Rady is one of the world’s leading experts on the Habsburgs. His portraits are sharp, concise and incisive for Empress Maria Theresa — “a prodigious meddler” who wrote “decrees about the correct blowing of horns and of the design of tobacco pipes” — and of Prince Klemens von Metternich, who ran the Austrian empire for a third of the 19th century.

No historian has adequately explained the Holocaust or why its roots were in central Europe — perhaps no writer can. Rady’s main argument is that it is a direct and logical end point for the type of extreme, race-based nationalism that developed during the 19th century.

This is persuasive up to a point, but seems rather narrow and simplistic considering the enormity of the events. “In the Holocaust, the apparatus and ethos of bureaucracy, technology and automation, and the idea of the exclusive racial state combined to make Central Europe the home of the death factory,” he writes.

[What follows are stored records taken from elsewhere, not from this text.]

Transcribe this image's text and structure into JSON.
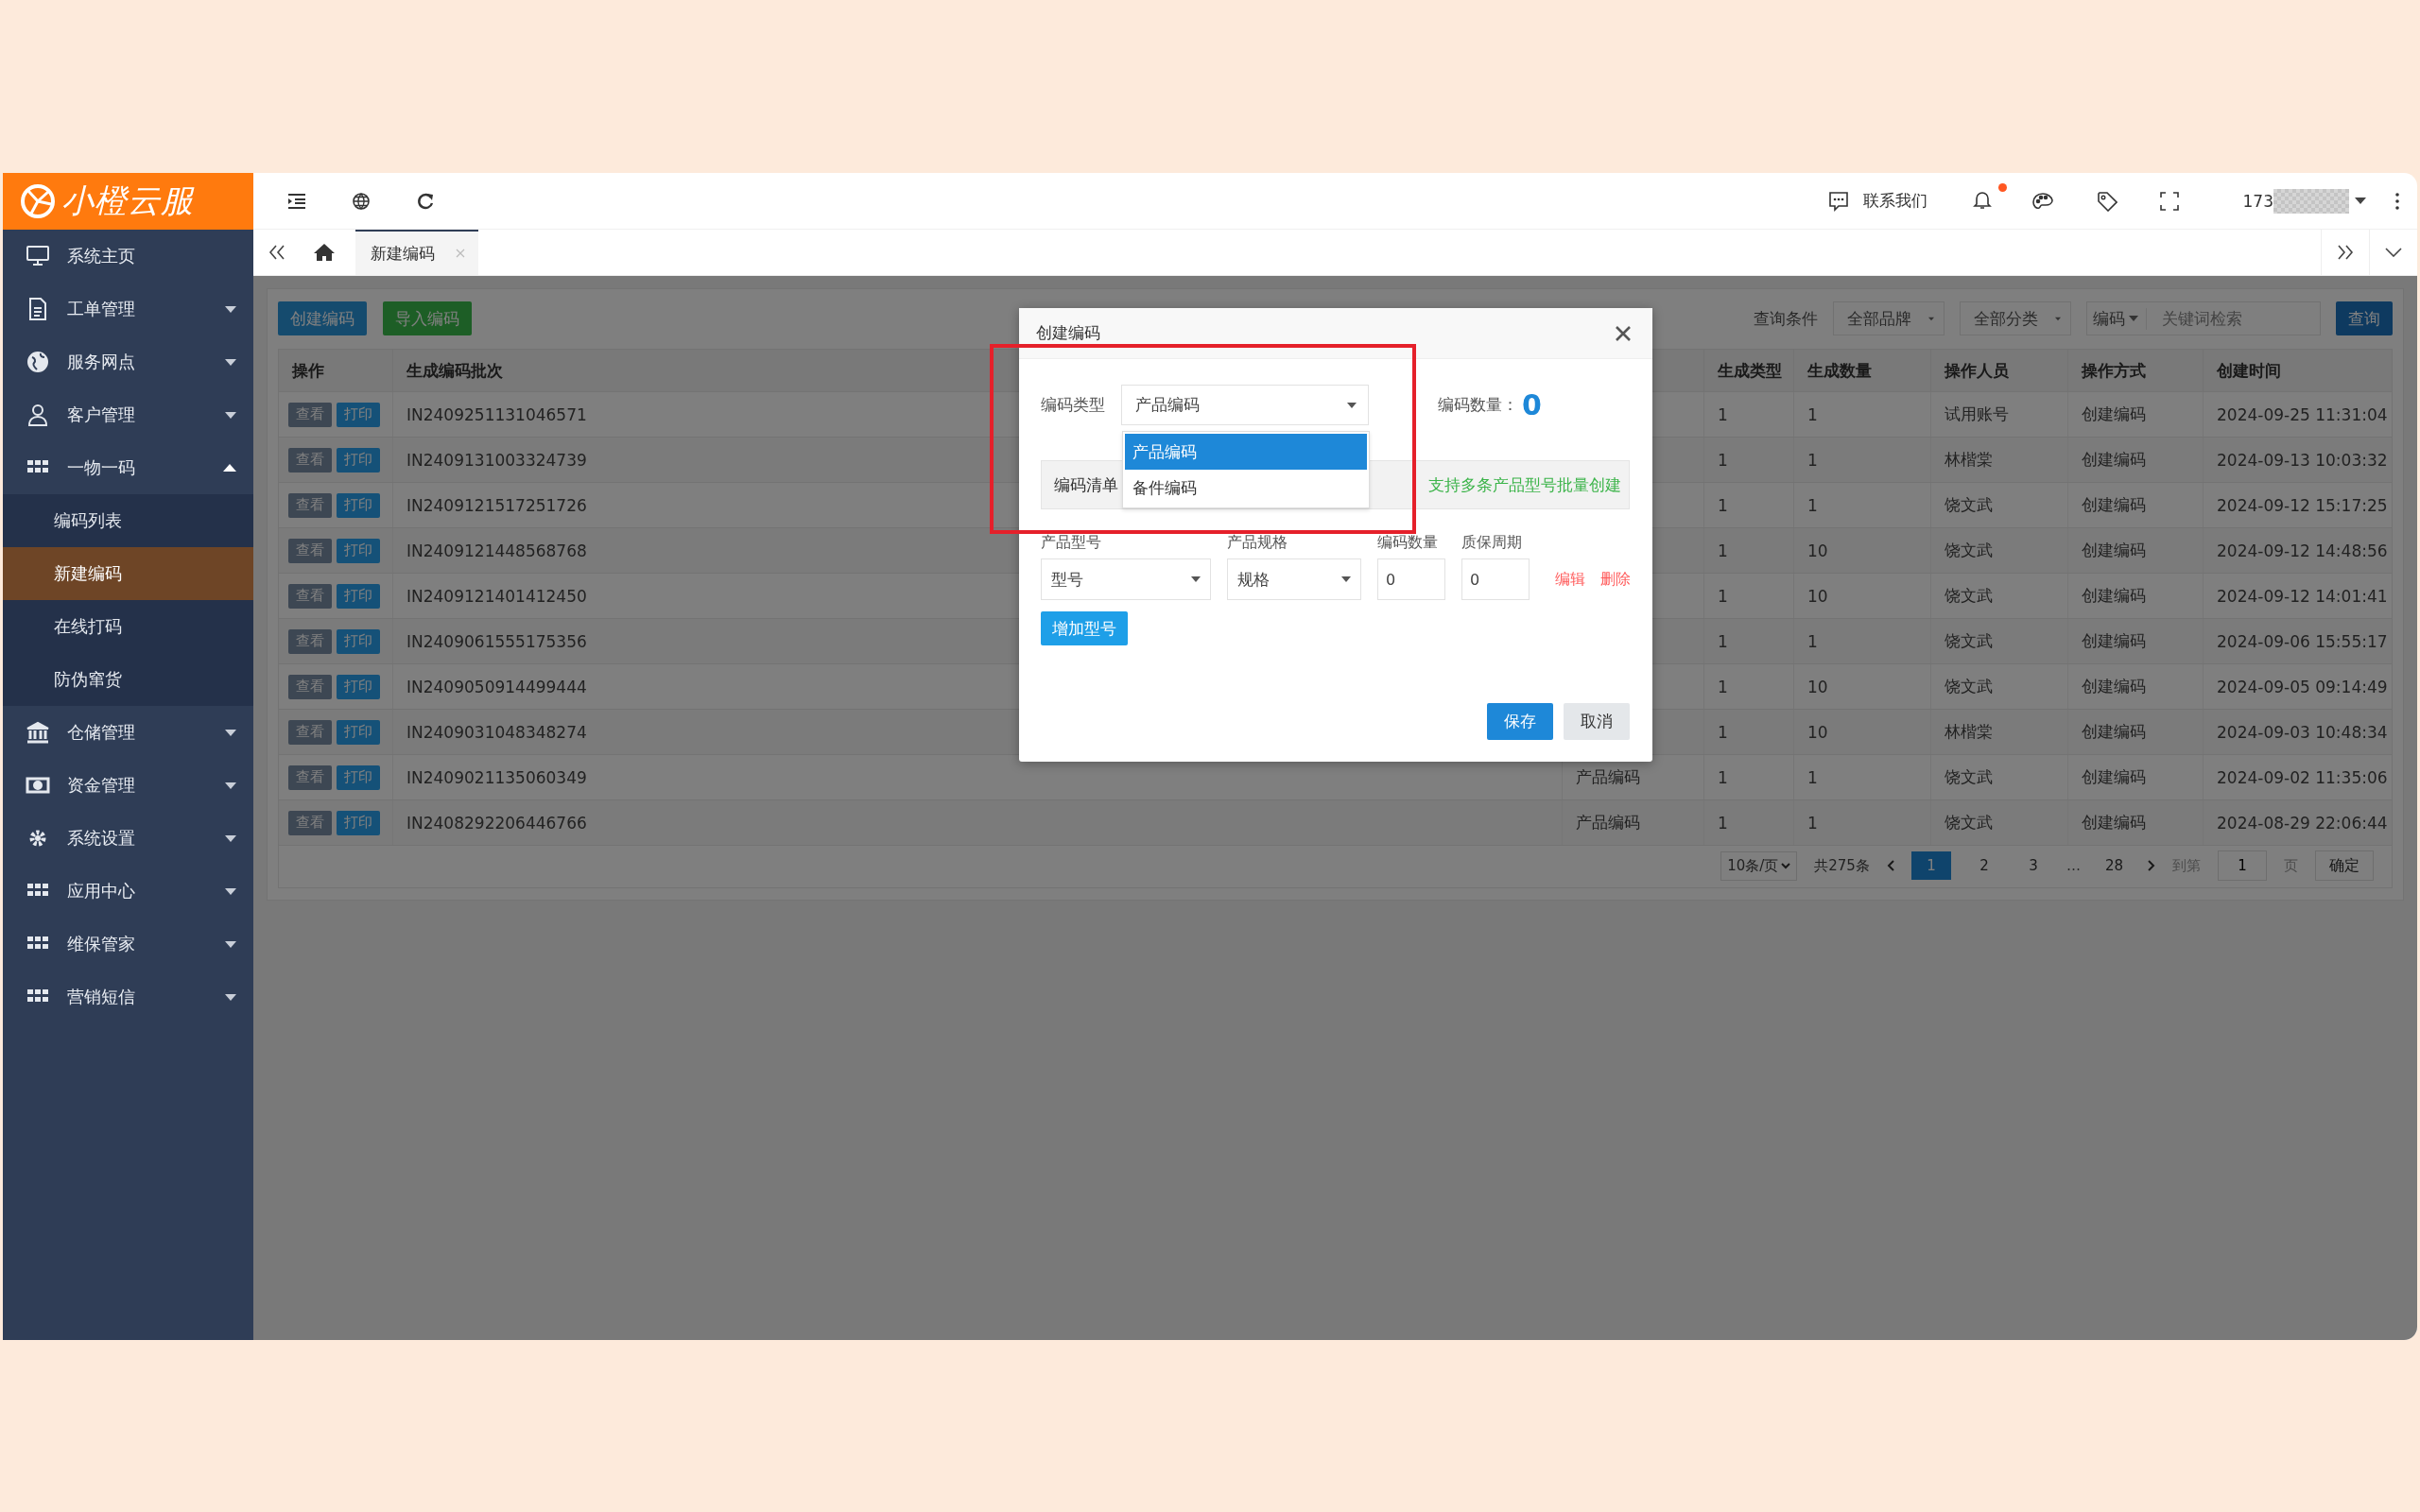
{
  "sidebar": {
    "logo": "小橙云服",
    "items": [
      {
        "label": "系统主页",
        "kind": "link"
      },
      {
        "label": "工单管理",
        "kind": "group",
        "expanded": false
      },
      {
        "label": "服务网点",
        "kind": "group",
        "expanded": false
      },
      {
        "label": "客户管理",
        "kind": "group",
        "expanded": false
      },
      {
        "label": "一物一码",
        "kind": "group",
        "expanded": true,
        "children": [
          {
            "label": "编码列表",
            "selected": false
          },
          {
            "label": "新建编码",
            "selected": true
          },
          {
            "label": "在线打码",
            "selected": false
          },
          {
            "label": "防伪窜货",
            "selected": false
          }
        ]
      },
      {
        "label": "仓储管理",
        "kind": "group",
        "expanded": false
      },
      {
        "label": "资金管理",
        "kind": "group",
        "expanded": false
      },
      {
        "label": "系统设置",
        "kind": "group",
        "expanded": false
      },
      {
        "label": "应用中心",
        "kind": "group",
        "expanded": false
      },
      {
        "label": "维保管家",
        "kind": "group",
        "expanded": false
      },
      {
        "label": "营销短信",
        "kind": "group",
        "expanded": false
      }
    ]
  },
  "header": {
    "contact": "联系我们",
    "unread": true,
    "user": "173"
  },
  "tabs": [
    {
      "label": "新建编码",
      "selected": true
    }
  ],
  "toolbar": {
    "buttons": [
      {
        "label": "创建编码",
        "kind": "primary"
      },
      {
        "label": "导入编码",
        "kind": "success"
      }
    ],
    "filter_label": "查询条件",
    "selects": [
      "全部品牌",
      "全部分类"
    ],
    "search_scope": "编码",
    "search_placeholder": "关键词检索",
    "search_button": "查询"
  },
  "table": {
    "columns": [
      "操作",
      "生成编码批次",
      "生成类型",
      "生成数量",
      "操作人员",
      "操作方式",
      "创建时间"
    ],
    "rows": [
      {
        "actions": [
          "查看",
          "打印"
        ],
        "batch": "IN2409251131046571",
        "gen_type": "1",
        "quantity": "1",
        "operator": "试用账号",
        "method": "创建编码",
        "created": "2024-09-25 11:31:04"
      },
      {
        "actions": [
          "查看",
          "打印"
        ],
        "batch": "IN2409131003324739",
        "gen_type": "1",
        "quantity": "1",
        "operator": "林楷棠",
        "method": "创建编码",
        "created": "2024-09-13 10:03:32"
      },
      {
        "actions": [
          "查看",
          "打印"
        ],
        "batch": "IN2409121517251726",
        "gen_type": "1",
        "quantity": "1",
        "operator": "饶文武",
        "method": "创建编码",
        "created": "2024-09-12 15:17:25"
      },
      {
        "actions": [
          "查看",
          "打印"
        ],
        "batch": "IN2409121448568768",
        "gen_type": "1",
        "quantity": "10",
        "operator": "饶文武",
        "method": "创建编码",
        "created": "2024-09-12 14:48:56"
      },
      {
        "actions": [
          "查看",
          "打印"
        ],
        "batch": "IN2409121401412450",
        "gen_type": "1",
        "quantity": "10",
        "operator": "饶文武",
        "method": "创建编码",
        "created": "2024-09-12 14:01:41"
      },
      {
        "actions": [
          "查看",
          "打印"
        ],
        "batch": "IN2409061555175356",
        "gen_type": "1",
        "quantity": "1",
        "operator": "饶文武",
        "method": "创建编码",
        "created": "2024-09-06 15:55:17"
      },
      {
        "actions": [
          "查看",
          "打印"
        ],
        "batch": "IN2409050914499444",
        "gen_type": "1",
        "quantity": "10",
        "operator": "饶文武",
        "method": "创建编码",
        "created": "2024-09-05 09:14:49"
      },
      {
        "actions": [
          "查看",
          "打印"
        ],
        "batch": "IN2409031048348274",
        "gen_type": "1",
        "quantity": "10",
        "operator": "林楷棠",
        "method": "创建编码",
        "created": "2024-09-03 10:48:34"
      },
      {
        "actions": [
          "查看",
          "打印"
        ],
        "batch": "IN2409021135060349",
        "column_3": "产品编码",
        "gen_type": "1",
        "quantity": "1",
        "operator": "饶文武",
        "method": "创建编码",
        "created": "2024-09-02 11:35:06"
      },
      {
        "actions": [
          "查看",
          "打印"
        ],
        "batch": "IN2408292206446766",
        "column_3": "产品编码",
        "gen_type": "1",
        "quantity": "1",
        "operator": "饶文武",
        "method": "创建编码",
        "created": "2024-08-29 22:06:44"
      }
    ]
  },
  "pagination": {
    "page_size": "10条/页",
    "total": "共275条",
    "pages": [
      {
        "label": "1",
        "kind": "page",
        "selected": true
      },
      {
        "label": "2",
        "kind": "page",
        "selected": false
      },
      {
        "label": "3",
        "kind": "page",
        "selected": false
      },
      {
        "label": "…",
        "kind": "gap"
      },
      {
        "label": "28",
        "kind": "page",
        "selected": false
      }
    ],
    "goto_label": "到第",
    "goto_value": "1",
    "goto_unit": "页",
    "goto_button": "确定"
  },
  "modal": {
    "title": "创建编码",
    "type_label": "编码类型",
    "type_value": "产品编码",
    "type_options": [
      {
        "label": "产品编码",
        "selected": true
      },
      {
        "label": "备件编码",
        "selected": false
      }
    ],
    "count_label": "编码数量：",
    "count_value": "0",
    "section_title": "编码清单",
    "section_hint": "支持多条产品型号批量创建",
    "columns": [
      "产品型号",
      "产品规格",
      "编码数量",
      "质保周期"
    ],
    "items": [
      {
        "model": "型号",
        "spec": "规格",
        "quantity": "0",
        "warranty": "0",
        "actions": [
          "编辑",
          "删除"
        ]
      }
    ],
    "add_button": "增加型号",
    "buttons": [
      {
        "label": "保存",
        "kind": "primary"
      },
      {
        "label": "取消",
        "kind": "secondary"
      }
    ]
  }
}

Surely there were many steps between measuring skull sizes, buying into the pseudo-science of ethnography or the development of railways; and the gas chambers of Auschwitz. 

However, his narrative is masterly on the descent into the hell of the First World War and the ghastliness of central Europe for much of the 20th century. He makes a relevant point that Germany had no monopoly on antisemitism: the first interwar anti-Jewish laws were introduced by Admiral Horthy’s Hungary in 1920, when Hitler was still speaking to tiny groups of people in Munich beer halls. 

For the postwar period until the Soviet Union collapsed in 1991, there was no “central Europe”. There was East and West Europe, divided by the Iron Curtain. Rady’s few pages about the Stalinised Warsaw Pact countries are superb. He never descends into the mistake of describing them as dull and colourless, a conformist Communist mélange. Unfree they may have been, controlled by tyranny, but still (if one opened one’s eyes) recognisable parts of Europe. This became obvious when the Berlin Wall came down. 

Rady is worried for the future, and he ends with a warning. He first addresses the populist, deeply illiberal measures adopted in some countries, which seem to have retreated into a dark past where people on the streets openly use codewords familiar to any Jew — I recently heard “cosmopolitan looks” on the Budapest metro. Although threats to central Europe have come from all directions, historically those from the East have been the most terrible. 

“Huns, Avars, Magyars, Mongols, Turks, Cossacks have all broken over into Europe,” Rady reminds us: “Medieval scribes had a name for the invaders — they were the dogmen, from the Caucasus where Alexander the Great had once enclosed them. Today’s dogmen may lack imaginary snouts and tails, but with their tanks, rocket launchers and drones they are just as terrible.”